Spike in structure fires during deep freeze

SULLIVAN COUNTY, Tenn. - As the temperatures continue to dip, the number of structure fires is on the rise.

We checked with dispatch offices in Sullivan County and Kingsport and they tell us within the past 48 hours they've responded to six fires, a number they would usually see in an entire week.

Enduring a bone-chilling Tuesday afternoon is now the least of April Bright's problems.

"I was at work and I received a call that my house was on fire. I don't know what happened.  It started in the basement," said April Bright.

Bright tells News 5, no one was inside when her Grandview Drive home caught on fire.

"Neighbors saw the fire coming out of the house and called 911," said Bright.

We learned the Bloomingdale Volunteer Fire Department arrived at the home just before 3 p.m. Tuesday.

Bright tells us firefighters were able to rescue the family's dog, but the family cat couldn't be saved.

With temperatures in the teens, fighting the flames proved to be a dangerous task for firefighters.

"Any type of water that gets on the ground ices over almost immediately and becomes a slip hazard at that point. We have to watch where we step.

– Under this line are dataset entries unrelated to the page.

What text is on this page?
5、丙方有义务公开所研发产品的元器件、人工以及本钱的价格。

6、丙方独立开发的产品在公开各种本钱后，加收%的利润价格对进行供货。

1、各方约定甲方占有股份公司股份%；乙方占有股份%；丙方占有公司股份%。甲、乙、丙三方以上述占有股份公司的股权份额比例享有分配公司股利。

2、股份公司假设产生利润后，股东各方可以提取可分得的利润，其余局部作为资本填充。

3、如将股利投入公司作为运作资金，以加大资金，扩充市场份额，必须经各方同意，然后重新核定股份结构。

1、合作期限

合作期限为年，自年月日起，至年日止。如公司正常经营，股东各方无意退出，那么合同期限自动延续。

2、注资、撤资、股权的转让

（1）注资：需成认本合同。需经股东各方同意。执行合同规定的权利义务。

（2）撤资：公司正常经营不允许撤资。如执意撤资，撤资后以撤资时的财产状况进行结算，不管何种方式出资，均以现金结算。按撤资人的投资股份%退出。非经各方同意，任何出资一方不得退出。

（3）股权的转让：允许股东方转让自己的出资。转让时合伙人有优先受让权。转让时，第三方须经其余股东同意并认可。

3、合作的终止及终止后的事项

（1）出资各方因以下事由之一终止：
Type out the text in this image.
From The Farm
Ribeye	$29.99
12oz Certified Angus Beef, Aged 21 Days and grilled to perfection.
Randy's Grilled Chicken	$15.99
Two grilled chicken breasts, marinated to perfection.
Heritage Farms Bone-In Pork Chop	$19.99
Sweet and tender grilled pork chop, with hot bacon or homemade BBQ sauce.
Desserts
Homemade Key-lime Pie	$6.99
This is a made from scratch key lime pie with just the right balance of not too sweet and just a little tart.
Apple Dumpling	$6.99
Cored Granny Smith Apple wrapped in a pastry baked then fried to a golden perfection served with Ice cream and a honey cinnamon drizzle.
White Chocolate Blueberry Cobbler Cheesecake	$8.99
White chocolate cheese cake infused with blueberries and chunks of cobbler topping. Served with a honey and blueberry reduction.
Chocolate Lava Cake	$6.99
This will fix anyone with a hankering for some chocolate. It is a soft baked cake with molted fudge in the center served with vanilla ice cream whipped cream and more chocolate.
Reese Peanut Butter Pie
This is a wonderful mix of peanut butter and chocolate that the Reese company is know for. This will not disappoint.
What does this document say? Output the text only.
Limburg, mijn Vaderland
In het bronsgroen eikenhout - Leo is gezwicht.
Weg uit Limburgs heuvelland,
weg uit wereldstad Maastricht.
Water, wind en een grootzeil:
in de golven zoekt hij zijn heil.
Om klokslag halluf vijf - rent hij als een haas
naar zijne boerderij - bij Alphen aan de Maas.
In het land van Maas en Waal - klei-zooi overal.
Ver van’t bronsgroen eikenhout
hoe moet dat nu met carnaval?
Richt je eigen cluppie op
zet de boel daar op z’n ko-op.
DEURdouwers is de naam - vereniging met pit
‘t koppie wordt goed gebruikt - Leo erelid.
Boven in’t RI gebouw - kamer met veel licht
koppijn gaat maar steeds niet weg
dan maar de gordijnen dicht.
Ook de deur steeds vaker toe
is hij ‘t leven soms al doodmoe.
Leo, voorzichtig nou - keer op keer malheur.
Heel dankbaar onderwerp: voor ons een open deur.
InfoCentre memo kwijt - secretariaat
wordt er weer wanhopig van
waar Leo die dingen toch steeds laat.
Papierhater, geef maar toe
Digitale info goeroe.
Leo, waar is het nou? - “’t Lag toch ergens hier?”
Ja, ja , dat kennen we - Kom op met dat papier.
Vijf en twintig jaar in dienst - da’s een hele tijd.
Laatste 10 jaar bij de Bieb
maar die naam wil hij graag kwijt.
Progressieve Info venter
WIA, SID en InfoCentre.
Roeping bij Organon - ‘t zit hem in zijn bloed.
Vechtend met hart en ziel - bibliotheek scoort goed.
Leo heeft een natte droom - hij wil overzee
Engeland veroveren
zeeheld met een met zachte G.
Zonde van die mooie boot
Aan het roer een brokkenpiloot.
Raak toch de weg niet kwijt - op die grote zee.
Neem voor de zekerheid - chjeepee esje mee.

Salt would be a wonderful thing to have right now," said Ryan Brown, Bloomingdale Volunteer Fire Department firefighter.

And over the past 2 days, Ryan Brown tells us volunteer firefighters across the county have been at high demand.

"This seems to be a trend. We do run more structures fires; they tend to happen when it gets cooler. We tend to stay on our toes and keep people at the hall and we try to come by as often as we can," said Brown.

It's believed an electrical short in a recess light started the fire.  While the home sustained significant damage, it's not a total loss.

"I'm just in shock. Broken-hearted. You never expect something like this to happen.  You see it on the news all of the time and it happens to other people., but you think it will never happen to you.  So, it happened to me today," said Bright.

The Bloomingdale Volunteer Fire Department tells us the spike in fires during this time of year is often related the high usage of space heaters.

They tell us you should check your outlets and wiring regularly, and you should never leave your space heater unsupervised.